En voulant confisquer le pouvoir, Laurent Gbagbo voulait implicitement conduire le pays à une guerre civile dont les conséquences seraient inimaginables. D‘abord, il exposait les Ivoiriens à une reprise des hostilités entre les deux armées qui se partageaient le territoire ivoirien : les « loyalistes » et les « ex-rebelles ». Dans les colonnes d‘un confrère, Guillaume Soro, chef charismatique des Forces Nouvelles et Premier ministre du président Ouattara, ne croyait pas si bien dire quant à savoir s‘il était prêt à « déloger » Gbagbo par la force : « S‟il nous oblige, on n‟aura pas d‟autre choix. (…) Il n‟est pas question d‟arriver à une partition de la Côte d‟Ivoire ».
Autre risque majeur, un affrontement entre civils. Déjà, des foyers de tension naissaient un peu partout dans le pays. Et d‘ailleurs, des affrontements sanglants entre pro-Gbagbo et pro-Ouattara, venaient de faire au moins deux morts à Dabou et quelques blessés. A Sinfra, plus d‘une dizaine de personnes avaient déjà perdu la vie dans les rixes entre les autochtones, proches de Laurent Gbagbo, et les allogènes, qui soutiennent Ouattara. Ce n‘est pas tout, les escadrons de la mort avaient repris du service en exécutant pendant le couvre-feu des supposés militants du RHDP, toute chose qui irritait les habitants de certains quartiers d‘Abidjan qui pensaient de plus en plus à s‘organiser pour faire face à ces tueurs.
Par ailleurs, l‘entêtement de Laurent Gbagbo à se maintenir au pouvoir suscitait le courroux des jeunes militants et sympathisants du RHDP, qui dans certaines agglomérations barricadaient les rues et brûlaient les pneus. Tout au début, ce n‘étaient que des manifestations spontanées, mais à la longue, ces jeunes avaient pu occuper les rues durablement. Et l‘idée d‘une révolte générale de la population n‘était pas non plus à écarter car la paralysie avait asphyxiée tous les citoyens sans exception.

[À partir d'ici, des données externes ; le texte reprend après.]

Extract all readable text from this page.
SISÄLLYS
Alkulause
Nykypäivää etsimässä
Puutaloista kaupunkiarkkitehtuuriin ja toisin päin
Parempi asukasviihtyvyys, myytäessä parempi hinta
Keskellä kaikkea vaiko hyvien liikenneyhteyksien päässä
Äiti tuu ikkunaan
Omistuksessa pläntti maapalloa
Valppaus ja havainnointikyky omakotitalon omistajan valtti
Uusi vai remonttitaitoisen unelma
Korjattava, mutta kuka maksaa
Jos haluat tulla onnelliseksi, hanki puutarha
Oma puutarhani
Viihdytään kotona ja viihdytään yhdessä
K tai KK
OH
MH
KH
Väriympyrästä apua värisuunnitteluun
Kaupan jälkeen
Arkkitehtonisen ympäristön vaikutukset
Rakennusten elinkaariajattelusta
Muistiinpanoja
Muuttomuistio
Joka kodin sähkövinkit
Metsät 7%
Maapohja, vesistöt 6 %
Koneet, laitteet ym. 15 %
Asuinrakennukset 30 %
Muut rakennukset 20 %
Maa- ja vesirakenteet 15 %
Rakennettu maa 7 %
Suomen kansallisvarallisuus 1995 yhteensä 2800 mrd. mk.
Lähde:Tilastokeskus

Enfin, l‘autre grand risque que courait la Côte d‘Ivoire et qui n‘était pas négligeable, c‘est l‘isolement international. Le FMI avait prévenu déjà qu‘il ne travaillerait qu‘avec un régime reconnu par l‘ONU, donc celui d‘Ouattara dont l‘élection avait été, pour rappel, certifiée par l‘envoyé spécial de l‘ONU en Côte d‘Ivoire, Yong Jin Choi. Autant dire adieu aux fameux 500 milliards de FCFA dont la Côte d‘Ivoire devrait bénéficier chaque année avec l‘initiative PPTE, si Gbagbo continuait de s‘agripper au pouvoir.
Et l‘Union Européenne avait menacé de sanctionner la Côte d‘Ivoire si cette crise née de l‘élection présidentielle n‘était pas réglée au plus vite. La Banque mondiale brandissait, elle, également le carton jaune. Le pays pourrait donc être sevré de ressources additionnelles importantes. Ce qui pourrait entraver non seulement son développement, mais surtout accroître la paupérisation des Ivoiriens. Ce qu‘ils redoutaient, car exténués par la misère que le chef de la Refondation leur imposait depuis une décennie.
100 Le Patriote – 07/12/10 : « Un pays, un Président élu et un président autoproclamé ! Du jamais vu, diriez-vous sans doute. Ce scénario, pour le moins inédit et aussi scabreux, les Ivoiriens ne l‘attendaient à l‘issue des deux tours de la présidentielle 2010. Une élection qu‘ils souhaitaient depuis plusieurs années et à laquelle, ils ont apporté leur quitus en se ruant massivement dans les urnes pour voter leur candidat ».